Vedo il cane Thomas che immobile mi guarda,
gli alberi promanano la loro presenza, e
lo sguardo non sa più dove andare, se non
a qualche nuvola.
Ma che vuoi sapere, mi dico, l’anima si
immagina in tutte le cose, l’erba vibra scossa
dal vento, la pioggia cade e il sole splende.
Che vuoi di più? Nulla.
Solo un po’ di tregua per ciò che sento.
✳
Encomiabile vita.
Siamo passati da un tritacarne ad una
rosa di maggio che solletica la guancia.
Da frange d’una tenda corrosa ad un
pastrano nuovo per l’inverno.
In America si direbbe l’odiato waw,
qui si fa un balzo arrivando al primo
ramo di un albero.
Dall’impegno materno ci siamo trovati fuori
impiastrati di placenta, poi via, candidati
alla “resistenza”, subito infastiditi.
Dovere di non piangere, di non deturpare
nel tempo l’avvenimento sommo,
canaglie di bimbi silenziosi, ammalati di
pathos e derelizione.
Poi piano piano abbiamo cominciato a capire.

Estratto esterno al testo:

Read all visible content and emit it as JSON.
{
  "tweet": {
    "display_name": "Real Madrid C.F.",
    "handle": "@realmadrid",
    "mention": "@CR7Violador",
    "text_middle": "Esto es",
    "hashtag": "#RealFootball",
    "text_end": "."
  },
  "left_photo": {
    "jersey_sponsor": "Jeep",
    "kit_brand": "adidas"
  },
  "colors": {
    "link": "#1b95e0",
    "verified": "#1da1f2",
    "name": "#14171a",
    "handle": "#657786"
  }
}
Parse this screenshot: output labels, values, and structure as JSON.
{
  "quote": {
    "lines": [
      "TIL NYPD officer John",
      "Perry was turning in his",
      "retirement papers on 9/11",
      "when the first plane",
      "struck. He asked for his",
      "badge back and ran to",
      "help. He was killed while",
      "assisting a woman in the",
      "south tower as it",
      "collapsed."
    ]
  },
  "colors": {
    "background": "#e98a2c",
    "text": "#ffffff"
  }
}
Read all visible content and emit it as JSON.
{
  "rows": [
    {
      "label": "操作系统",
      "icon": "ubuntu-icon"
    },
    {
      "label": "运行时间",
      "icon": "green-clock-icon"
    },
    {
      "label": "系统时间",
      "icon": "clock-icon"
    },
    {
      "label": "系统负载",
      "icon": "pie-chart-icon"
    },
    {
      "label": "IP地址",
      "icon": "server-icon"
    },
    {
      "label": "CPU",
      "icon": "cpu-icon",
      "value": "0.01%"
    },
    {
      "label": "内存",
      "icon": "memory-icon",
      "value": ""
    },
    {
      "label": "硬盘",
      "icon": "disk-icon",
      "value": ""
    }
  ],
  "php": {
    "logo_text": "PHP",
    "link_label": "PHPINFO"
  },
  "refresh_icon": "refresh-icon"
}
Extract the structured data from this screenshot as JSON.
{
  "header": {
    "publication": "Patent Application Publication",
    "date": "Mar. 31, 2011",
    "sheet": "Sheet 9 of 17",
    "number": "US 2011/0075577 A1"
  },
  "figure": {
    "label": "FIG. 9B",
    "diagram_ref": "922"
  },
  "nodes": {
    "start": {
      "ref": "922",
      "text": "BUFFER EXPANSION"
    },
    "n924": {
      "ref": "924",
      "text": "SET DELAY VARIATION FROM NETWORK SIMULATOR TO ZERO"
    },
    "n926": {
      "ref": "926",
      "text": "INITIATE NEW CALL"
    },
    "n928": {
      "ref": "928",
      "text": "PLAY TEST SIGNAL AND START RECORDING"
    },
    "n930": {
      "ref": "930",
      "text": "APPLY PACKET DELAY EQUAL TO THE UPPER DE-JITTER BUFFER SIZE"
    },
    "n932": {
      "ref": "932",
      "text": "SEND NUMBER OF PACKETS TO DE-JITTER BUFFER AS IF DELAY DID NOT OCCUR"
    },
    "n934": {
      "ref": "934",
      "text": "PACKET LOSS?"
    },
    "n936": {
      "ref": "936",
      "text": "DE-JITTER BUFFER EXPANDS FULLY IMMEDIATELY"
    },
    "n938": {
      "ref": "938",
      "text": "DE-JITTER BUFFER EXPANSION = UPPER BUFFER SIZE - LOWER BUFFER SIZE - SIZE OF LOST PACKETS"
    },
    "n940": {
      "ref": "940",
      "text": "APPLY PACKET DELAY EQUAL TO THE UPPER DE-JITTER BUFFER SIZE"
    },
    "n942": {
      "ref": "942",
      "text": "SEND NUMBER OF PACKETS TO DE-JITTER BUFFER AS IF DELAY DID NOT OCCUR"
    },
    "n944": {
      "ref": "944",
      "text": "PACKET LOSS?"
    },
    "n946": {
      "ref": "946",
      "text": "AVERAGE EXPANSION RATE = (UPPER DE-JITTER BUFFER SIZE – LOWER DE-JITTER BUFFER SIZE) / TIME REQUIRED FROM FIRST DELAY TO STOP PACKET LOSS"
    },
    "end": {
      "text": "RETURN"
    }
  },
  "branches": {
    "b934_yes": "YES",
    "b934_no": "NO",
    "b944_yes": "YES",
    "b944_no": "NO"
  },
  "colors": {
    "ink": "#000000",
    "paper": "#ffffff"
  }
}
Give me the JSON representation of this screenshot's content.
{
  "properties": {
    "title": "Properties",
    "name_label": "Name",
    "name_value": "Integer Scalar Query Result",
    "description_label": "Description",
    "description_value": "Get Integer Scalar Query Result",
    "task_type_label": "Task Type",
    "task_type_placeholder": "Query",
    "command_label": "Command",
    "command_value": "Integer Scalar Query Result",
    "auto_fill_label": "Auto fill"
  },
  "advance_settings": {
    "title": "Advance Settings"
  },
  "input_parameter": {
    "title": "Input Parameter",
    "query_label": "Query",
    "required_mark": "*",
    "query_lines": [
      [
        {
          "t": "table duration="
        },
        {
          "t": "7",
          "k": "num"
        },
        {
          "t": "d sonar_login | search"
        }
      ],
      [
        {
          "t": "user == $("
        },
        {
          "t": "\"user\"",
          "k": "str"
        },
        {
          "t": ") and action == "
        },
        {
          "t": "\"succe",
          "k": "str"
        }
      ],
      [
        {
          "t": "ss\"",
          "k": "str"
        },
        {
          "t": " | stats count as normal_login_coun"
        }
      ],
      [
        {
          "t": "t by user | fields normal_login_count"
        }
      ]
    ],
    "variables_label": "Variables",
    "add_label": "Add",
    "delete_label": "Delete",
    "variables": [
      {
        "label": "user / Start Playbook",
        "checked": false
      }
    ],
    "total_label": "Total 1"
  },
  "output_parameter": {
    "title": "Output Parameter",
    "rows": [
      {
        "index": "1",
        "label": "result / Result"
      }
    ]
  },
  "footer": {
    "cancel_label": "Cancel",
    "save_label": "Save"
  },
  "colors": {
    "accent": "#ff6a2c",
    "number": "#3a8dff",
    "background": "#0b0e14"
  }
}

Le gambe si allungavano e così le braccia.
Siamo stati imprecisi nei giudizi, è vero, lumache
nel distinguere il bene dal male, ribelli e miti.
Guardavamo l’aria, le stelle, l’erba e gli alberi,
pensando di essere loro figli.
Una volta ogni quindici giorni mangiavamo una
banana e, nonostante, ci fermammo a m 1,55.
Ma bastava.
Capimmo le sonorità diverse di una voce,
gli strappi, le incongruenze. E fu tutto una
domanda silenziosa, un allarme costante, poi
l’acquiescenza e l’impromptu della giovane vita.
Fummo, fummo. Ma cosa? Non lo so.
Anche ora, tirando le somme, non so niente.
Mi sparpaglio nella tranquillità dei passi,
dei lumi celesti che fanno piovere e talvolta ridere,
che fanno luce e ritorni.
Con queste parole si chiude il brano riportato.